Mas impunha-se encontrar remédios para uma situação que não podia continuar. Para além do crescimento económico, a chave- sublinha Paulo VI- está “no desenvolvimento integral do homem todo e de todos os homens.” Mas este desenvolvimento só pode conseguir-se mediante a prática do “dever da solidariedade”.
Os povos só por si não conseguem o desenvolvimento desejado. A interdependência a que estão sujeitos e, tendo em conta as disparidades económicas fautoras de tensões a pôr em perigo a paz, exige um desenvolvimento solidário. Daí: “ O desenvolvimento é o novo nome da paz.”
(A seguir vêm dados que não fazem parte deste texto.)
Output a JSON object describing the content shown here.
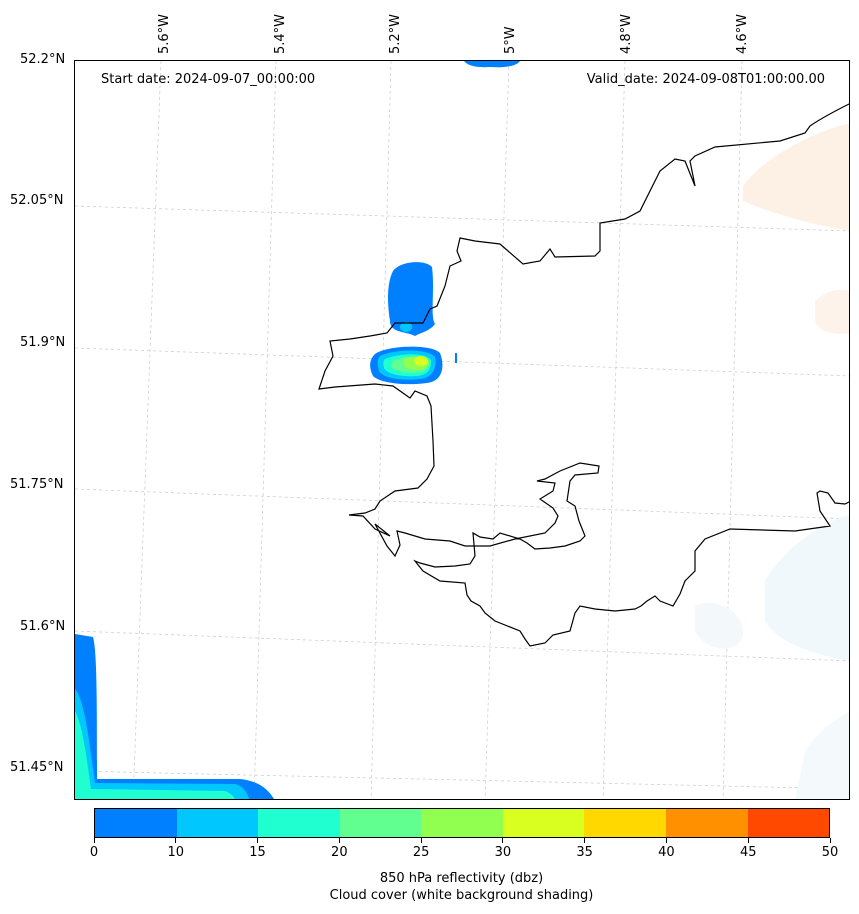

A solidariedade não se compadece com qualquer tipo de egoísmo. Por isso, Paulo VI sugeria “um grande Fundo Mundial” para “vir em auxílio dos mais deserdados”.
João Paulo II, 20 anos depois, ao fazer o balanço da aplicação as propostas de Paulo VI na sua encíclica Solicitude Social da Igreja considerou os resultados positivos. E considerou não justificáveis o pessimismo, a passividade e o desespero perante situações graves. Mas denuncia, por seu turno, os atropelos à dignidade da pessoa humana. E observa: “O panorama actual não parece que corresponda a essa dignidade”. Panorama que, nos tempos modernos se mantém olhando para a situação internacional.
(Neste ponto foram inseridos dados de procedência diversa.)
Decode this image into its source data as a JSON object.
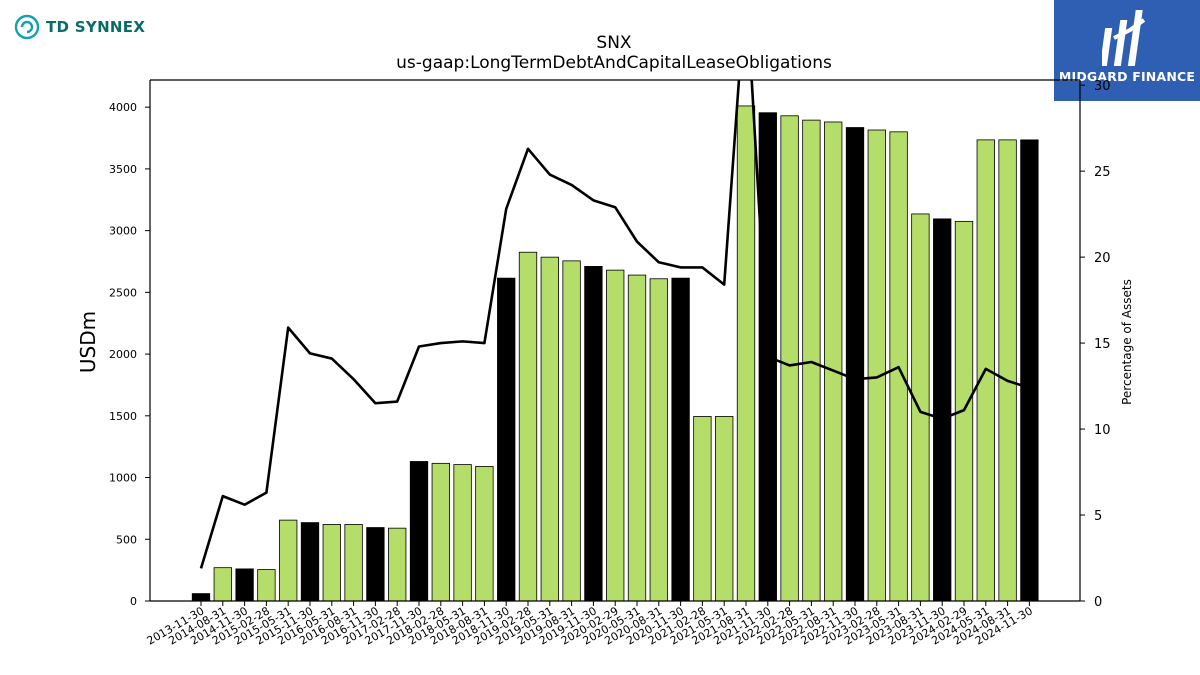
{
  "header": {
    "company_logo_text": "TD SYNNEX",
    "publisher_logo_text": "MIDGARD FINANCE"
  },
  "colors": {
    "company_brand": "#0a6b6b",
    "company_mark": "#14a0b4",
    "publisher_bg": "#2f5fb3",
    "bar_quarter": "#b5dd6a",
    "bar_fiscal_year_end": "#000000",
    "line": "#000000"
  },
  "chart_data": {
    "type": "bar",
    "title": "SNX",
    "subtitle": "us-gaap:LongTermDebtAndCapitalLeaseObligations",
    "ylabel": "USDm",
    "y2label": "Percentage of Assets",
    "ylim": [
      0,
      4220
    ],
    "y2lim": [
      0,
      30.3
    ],
    "yticks": [
      0,
      500,
      1000,
      1500,
      2000,
      2500,
      3000,
      3500,
      4000
    ],
    "y2ticks": [
      0,
      5,
      10,
      15,
      20,
      25,
      30
    ],
    "categories": [
      "2013-11-30",
      "2014-08-31",
      "2014-11-30",
      "2015-02-28",
      "2015-05-31",
      "2015-11-30",
      "2016-05-31",
      "2016-08-31",
      "2016-11-30",
      "2017-02-28",
      "2017-11-30",
      "2018-02-28",
      "2018-05-31",
      "2018-08-31",
      "2018-11-30",
      "2019-02-28",
      "2019-05-31",
      "2019-08-31",
      "2019-11-30",
      "2020-02-29",
      "2020-05-31",
      "2020-08-31",
      "2020-11-30",
      "2021-02-28",
      "2021-05-31",
      "2021-08-31",
      "2021-11-30",
      "2022-02-28",
      "2022-05-31",
      "2022-08-31",
      "2022-11-30",
      "2023-02-28",
      "2023-05-31",
      "2023-08-31",
      "2023-11-30",
      "2024-02-29",
      "2024-05-31",
      "2024-08-31",
      "2024-11-30"
    ],
    "series": [
      {
        "kind": "bar",
        "values": [
          60,
          270,
          260,
          255,
          655,
          635,
          620,
          620,
          595,
          590,
          1130,
          1115,
          1105,
          1090,
          2615,
          2825,
          2785,
          2755,
          2710,
          2680,
          2640,
          2610,
          2615,
          1495,
          1495,
          4010,
          3955,
          3930,
          3895,
          3880,
          3835,
          3815,
          3800,
          3135,
          3095,
          3075,
          3735,
          3735,
          3735
        ],
        "fiscal_year_end": [
          true,
          false,
          true,
          false,
          false,
          true,
          false,
          false,
          true,
          false,
          true,
          false,
          false,
          false,
          true,
          false,
          false,
          false,
          true,
          false,
          false,
          false,
          true,
          false,
          false,
          false,
          true,
          false,
          false,
          false,
          true,
          false,
          false,
          false,
          true,
          false,
          false,
          false,
          true
        ]
      },
      {
        "kind": "line",
        "axis": "right",
        "values": [
          1.9,
          6.1,
          5.6,
          6.3,
          15.9,
          14.4,
          14.1,
          12.9,
          11.5,
          11.6,
          14.8,
          15.0,
          15.1,
          15.0,
          22.8,
          26.3,
          24.8,
          24.2,
          23.3,
          22.9,
          20.9,
          19.7,
          19.4,
          19.4,
          18.4,
          36.0,
          14.2,
          13.7,
          13.9,
          13.4,
          12.9,
          13.0,
          13.6,
          11.0,
          10.6,
          11.1,
          13.5,
          12.8,
          12.4
        ]
      }
    ],
    "grid": false,
    "legend": "none"
  }
}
A Conferência Episcopal Portuguesa publicou uma nota sobre estes 40 anos. E num olhar para o País sublinha que o retrato da Populorum Progressio se pode aplicar ao Portugal de hoje. Os dois milhões de pobres, o desemprego, a desertificação do Interior, a solidão dos idosos, o envelhecimento da população e as deficiências no sistema de saúde são pormenores deste retrato.
A sociedade portuguesa está cada vez mais desigual. O fosso de separação dentre ricos e pobres alarga-se. E quem detém os recursos constitui uma minoria. O egoísmo e o consumismo campeiam.
A solidariedade é bem de que a sociedade precisa como do pão para a boca. Como há 40 anos.